With increasing oil prices and the cost of pollution becoming ever more apparent, governments and vehicle manufacturers are determined to make cars as efficient and eco-friendly as possible. Some refine existing petrol and diesel engine designs to the full, others choose to make use of hybrid technology.
By combining a conventional combustion engine with an electric motor, companies are able to create cars with astounding mpg figures and low emissions yet ones that also have enough power to cope with modern traffic. Here’s a guide explaining exactly how they work.
What is a hybrid?
Put simply, a hybrid is a car with more than one source of power. In most cases, you’ll find a petrol or diesel engine working in conjunction with one or more electric motors. Hybrids are a halfway-house between the range of a combustion engine and emission-free electric motoring – you get the best of both worlds.

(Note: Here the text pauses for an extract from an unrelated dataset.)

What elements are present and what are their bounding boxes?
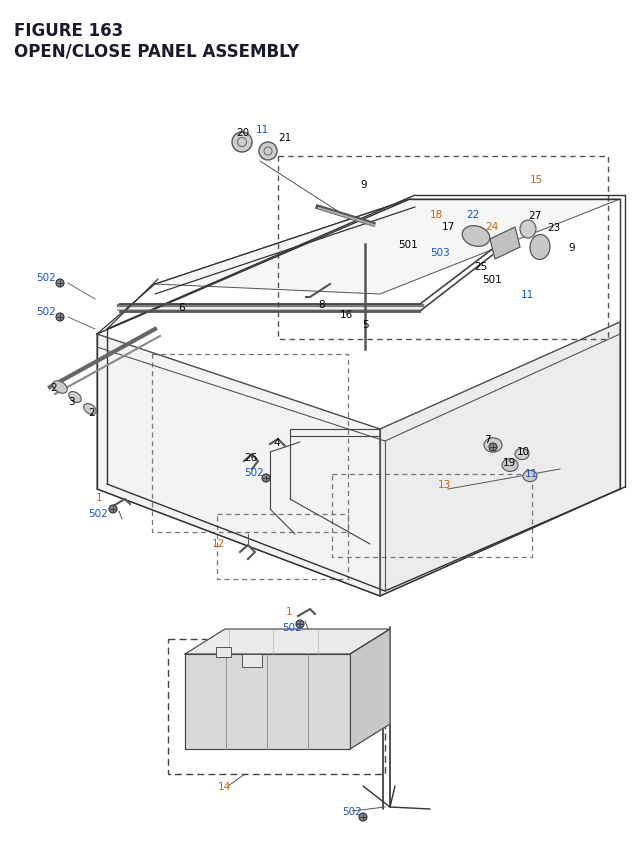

The electric components in a hybrid use energy to help push the car along, but can also recapture otherwise wasted energy when you slow or brake. This recaptured energy is stored in a battery pack to be used once you accelerate again. Some hybrids have modes to help you manage the power effectively – saving battery power for crawling around the city while using the combustion engine at higher speeds.
How does hybrid technology work?
Exactly how the two power sources work together depends on the manufacturer. While they all have different ways of blending the two, the basic idea remains the same – when conditions allow, electric motors will replace or work with the combustion engine to provide forward thrust. The reduced load on the engine means it uses much less fuel.
What types of hybrid exist?
There are lots of hybrids on the market but, at the moment, there are two distinct types you can choose from…
In conventional hybrids, the electric motor works on its own at lower speeds. This means, if you’re stuck in an untimely traffic jam or pottering around town, you’ll be using no fuel whatsoever. When you pick up speed though, the petrol or diesel engine will supplement the electric motor and provide the necessary power – running the engine in tandem with the electric motor means it won’t be under as much load, resulting in improved efficiency.
Examples of conventional hybrids include the well-known Toyota Prius and Lexus IS300h. While they all have slightly different ways of going about it, you’ll find conventional hybrid technology used by the likes of BMW, Land Rover, Lexus, Mercedes and Porsche.
The newest hybrids to hit the market are known as plug-in hybrids. While the electric batteries in a conventional hybrid can only work on their own for a short range, plug-ins give you a much longer electric-only range. The extra distance is thanks to bigger batteries and more powerful electric motors. To make the most of the greater capacity, you’ll need to charge the car by plugging it in, just as you would with a fully electric car.
Manufacturers making use of plug-in hybrid tech include Mitsubishi, Volvo, Mercedes and Volkswagen. Read our list of the best plug-in hybrids to help you pick the one for you.
What are the pros and cons of hybrid technology?
The obvious advantage of choosing a hybrid is lower running costs – hybrids are among the most efficient vehicles on the road. You’ll find the the BMW i8 supercar is capable of over 100mpg in real world conditions, while the Mitsubishi Outlander PHEV can theoretically achieve 130mpg. It isn’t just fuel-efficiency either – hybrid owners won’t have to pay road tax thanks to their minuscule carbon footprint. Equally, thanks to the extended Government low emission grant, you’ll get a £5,000 discount if you choose to buy a plug-in today.
On the other hand, the high purchase price is a put-off – the seven-seater Toyota Prius+ will cost you more than £26,000 and, compared to similarly-sized rivals, it’s an expensive choice. Again, Mitsubishi’s Outlander PHEV costs around £7,000 more than a diesel Outlander – you’ll have to do a lot of miles to make up the greater purchase price in fuel savings. Hybrids tend to do best at lower speeds – if you regularly use the motorway in your commute, you’ll probably find a diesel will make a better choice.